Collectif descendants Serigne Touba déclare Ousmane Sonko persona non grata à Touba
Un collectif regroupant les descendants de Serigne Touba, fondateur du mouridisme, a pris une position ferme envers Ousmane Sonko, leader du parti PASTEF. Dans un communiqué, cette organisation a qualifié le politicien de « persona non grata » à Touba, ville sainte du Sénégal, et a annoncé son intention de poursuivre ses déclarations jugées diffamatoires.

Les membres de ce mouvement ont réagi avec indignation après que Ousmane Sonko ait évoqué, lors d’une récente intervention publique, la circulation d’« argent sale » à Touba. Pour eux, de telles accusations constituent une atteinte grave à l’honneur de la ville et de son fondateur spirituel.

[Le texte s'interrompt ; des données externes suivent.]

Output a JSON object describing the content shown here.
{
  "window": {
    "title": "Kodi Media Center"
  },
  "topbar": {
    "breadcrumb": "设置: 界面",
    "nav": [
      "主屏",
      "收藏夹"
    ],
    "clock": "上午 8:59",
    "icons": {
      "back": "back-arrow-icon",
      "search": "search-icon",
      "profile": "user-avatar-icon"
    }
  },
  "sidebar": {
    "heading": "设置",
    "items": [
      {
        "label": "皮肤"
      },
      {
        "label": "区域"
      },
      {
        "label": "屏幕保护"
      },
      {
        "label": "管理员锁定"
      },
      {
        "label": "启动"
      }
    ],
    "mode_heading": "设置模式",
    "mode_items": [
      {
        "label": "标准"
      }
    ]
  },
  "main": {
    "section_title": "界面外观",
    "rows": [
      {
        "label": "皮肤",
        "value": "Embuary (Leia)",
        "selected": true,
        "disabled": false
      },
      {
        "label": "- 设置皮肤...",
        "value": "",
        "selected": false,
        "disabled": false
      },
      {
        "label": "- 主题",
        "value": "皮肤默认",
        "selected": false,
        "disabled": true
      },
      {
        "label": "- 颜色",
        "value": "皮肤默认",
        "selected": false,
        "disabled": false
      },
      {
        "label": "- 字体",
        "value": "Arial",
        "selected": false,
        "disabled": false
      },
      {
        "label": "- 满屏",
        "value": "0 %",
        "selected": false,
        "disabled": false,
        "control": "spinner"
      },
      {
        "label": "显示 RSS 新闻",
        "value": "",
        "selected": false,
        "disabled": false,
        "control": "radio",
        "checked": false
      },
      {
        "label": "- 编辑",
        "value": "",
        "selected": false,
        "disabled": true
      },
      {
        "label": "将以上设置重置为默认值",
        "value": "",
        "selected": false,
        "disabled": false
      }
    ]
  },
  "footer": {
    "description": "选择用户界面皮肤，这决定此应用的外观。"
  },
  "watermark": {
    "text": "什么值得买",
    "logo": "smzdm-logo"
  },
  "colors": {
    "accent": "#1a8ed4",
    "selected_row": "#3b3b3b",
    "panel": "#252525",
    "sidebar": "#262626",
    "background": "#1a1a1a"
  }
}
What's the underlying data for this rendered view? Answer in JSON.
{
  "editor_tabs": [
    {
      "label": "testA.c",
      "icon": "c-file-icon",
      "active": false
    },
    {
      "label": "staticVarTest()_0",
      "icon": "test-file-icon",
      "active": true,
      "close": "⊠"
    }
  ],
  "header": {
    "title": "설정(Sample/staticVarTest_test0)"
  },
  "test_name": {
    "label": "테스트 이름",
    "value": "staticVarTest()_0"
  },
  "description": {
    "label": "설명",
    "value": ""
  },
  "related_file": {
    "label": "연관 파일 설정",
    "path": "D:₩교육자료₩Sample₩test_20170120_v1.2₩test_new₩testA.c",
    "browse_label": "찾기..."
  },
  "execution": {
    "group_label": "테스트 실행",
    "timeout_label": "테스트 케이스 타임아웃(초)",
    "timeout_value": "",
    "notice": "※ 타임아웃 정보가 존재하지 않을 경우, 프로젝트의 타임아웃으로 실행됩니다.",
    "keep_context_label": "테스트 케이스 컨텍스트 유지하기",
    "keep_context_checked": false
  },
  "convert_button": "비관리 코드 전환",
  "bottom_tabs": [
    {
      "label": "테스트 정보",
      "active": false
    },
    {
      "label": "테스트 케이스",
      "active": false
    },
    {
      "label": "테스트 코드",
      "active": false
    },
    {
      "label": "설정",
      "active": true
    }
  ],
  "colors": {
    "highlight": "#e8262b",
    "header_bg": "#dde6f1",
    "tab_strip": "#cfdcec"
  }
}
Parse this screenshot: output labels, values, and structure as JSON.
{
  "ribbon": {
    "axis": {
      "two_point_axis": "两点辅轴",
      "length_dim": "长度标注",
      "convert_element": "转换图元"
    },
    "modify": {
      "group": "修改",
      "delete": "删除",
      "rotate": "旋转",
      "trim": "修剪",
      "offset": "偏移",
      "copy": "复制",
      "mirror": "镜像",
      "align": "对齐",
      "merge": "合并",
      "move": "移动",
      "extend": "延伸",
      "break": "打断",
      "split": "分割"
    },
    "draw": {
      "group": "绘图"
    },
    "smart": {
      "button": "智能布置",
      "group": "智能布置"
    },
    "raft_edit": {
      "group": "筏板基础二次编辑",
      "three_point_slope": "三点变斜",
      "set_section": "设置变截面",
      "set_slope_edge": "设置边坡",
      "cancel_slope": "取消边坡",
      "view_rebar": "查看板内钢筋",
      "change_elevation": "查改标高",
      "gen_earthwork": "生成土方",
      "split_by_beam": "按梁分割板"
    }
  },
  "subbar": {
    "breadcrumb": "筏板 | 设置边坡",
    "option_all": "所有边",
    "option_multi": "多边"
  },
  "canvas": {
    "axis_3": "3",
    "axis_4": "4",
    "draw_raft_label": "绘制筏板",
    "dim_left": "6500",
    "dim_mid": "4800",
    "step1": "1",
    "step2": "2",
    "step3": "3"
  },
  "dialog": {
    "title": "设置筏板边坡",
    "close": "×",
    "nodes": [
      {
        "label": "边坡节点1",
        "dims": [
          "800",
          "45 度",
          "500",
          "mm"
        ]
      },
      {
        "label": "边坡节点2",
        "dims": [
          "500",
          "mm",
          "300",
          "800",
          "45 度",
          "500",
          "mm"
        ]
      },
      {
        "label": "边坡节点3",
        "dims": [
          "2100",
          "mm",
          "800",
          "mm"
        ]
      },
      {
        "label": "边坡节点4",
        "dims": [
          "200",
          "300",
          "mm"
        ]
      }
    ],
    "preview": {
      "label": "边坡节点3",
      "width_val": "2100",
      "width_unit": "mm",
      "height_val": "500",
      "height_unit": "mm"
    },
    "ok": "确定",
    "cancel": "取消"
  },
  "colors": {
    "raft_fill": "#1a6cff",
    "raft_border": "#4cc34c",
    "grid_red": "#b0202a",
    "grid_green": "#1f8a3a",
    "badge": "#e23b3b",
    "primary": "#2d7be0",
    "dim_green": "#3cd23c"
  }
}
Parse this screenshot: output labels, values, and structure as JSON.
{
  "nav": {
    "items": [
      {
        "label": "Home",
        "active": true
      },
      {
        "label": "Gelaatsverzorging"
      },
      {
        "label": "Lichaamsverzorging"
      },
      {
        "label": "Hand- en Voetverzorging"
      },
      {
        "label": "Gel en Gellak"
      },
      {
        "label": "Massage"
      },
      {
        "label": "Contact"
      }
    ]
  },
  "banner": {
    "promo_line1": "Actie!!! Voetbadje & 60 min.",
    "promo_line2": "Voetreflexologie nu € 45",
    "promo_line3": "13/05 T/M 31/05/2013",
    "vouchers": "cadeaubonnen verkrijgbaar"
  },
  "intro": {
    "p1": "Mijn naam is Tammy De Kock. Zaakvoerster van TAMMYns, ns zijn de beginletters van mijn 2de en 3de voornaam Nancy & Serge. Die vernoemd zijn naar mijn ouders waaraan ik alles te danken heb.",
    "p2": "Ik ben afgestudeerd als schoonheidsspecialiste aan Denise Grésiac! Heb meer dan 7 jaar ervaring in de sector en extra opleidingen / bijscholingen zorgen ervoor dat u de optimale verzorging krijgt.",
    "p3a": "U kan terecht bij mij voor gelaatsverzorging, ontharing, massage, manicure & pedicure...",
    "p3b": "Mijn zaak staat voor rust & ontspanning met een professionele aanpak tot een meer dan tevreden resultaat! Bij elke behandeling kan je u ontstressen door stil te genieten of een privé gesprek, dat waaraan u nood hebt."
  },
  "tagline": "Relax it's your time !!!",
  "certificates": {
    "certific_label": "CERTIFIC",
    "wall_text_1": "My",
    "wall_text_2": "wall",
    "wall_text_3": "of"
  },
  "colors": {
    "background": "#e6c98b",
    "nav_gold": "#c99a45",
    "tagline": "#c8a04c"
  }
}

Parmi les porte-parole du collectif, Mokhtar Bousso a été particulièrement catégorique. Intervenant sur les ondes d’une radio locale, il a estimé que quiconque remet en cause Serigne Touba perd tout droit de s’y rendre, y compris pour les cérémonies religieuses majeures comme le Grand Magal.
Des propos jugés irrespectueux envers la ville sainte et son héritage
Mokhtar Bousso a souligné que Touba n’est pas seulement un lieu de pèlerinage : elle incarne aussi un pilier économique, social et spirituel du Sénégal. « Tous les Sénégalais savent que cette ville a toujours contribué activement au développement du pays, bien au-delà de sa dimension religieuse », a-t-il affirmé.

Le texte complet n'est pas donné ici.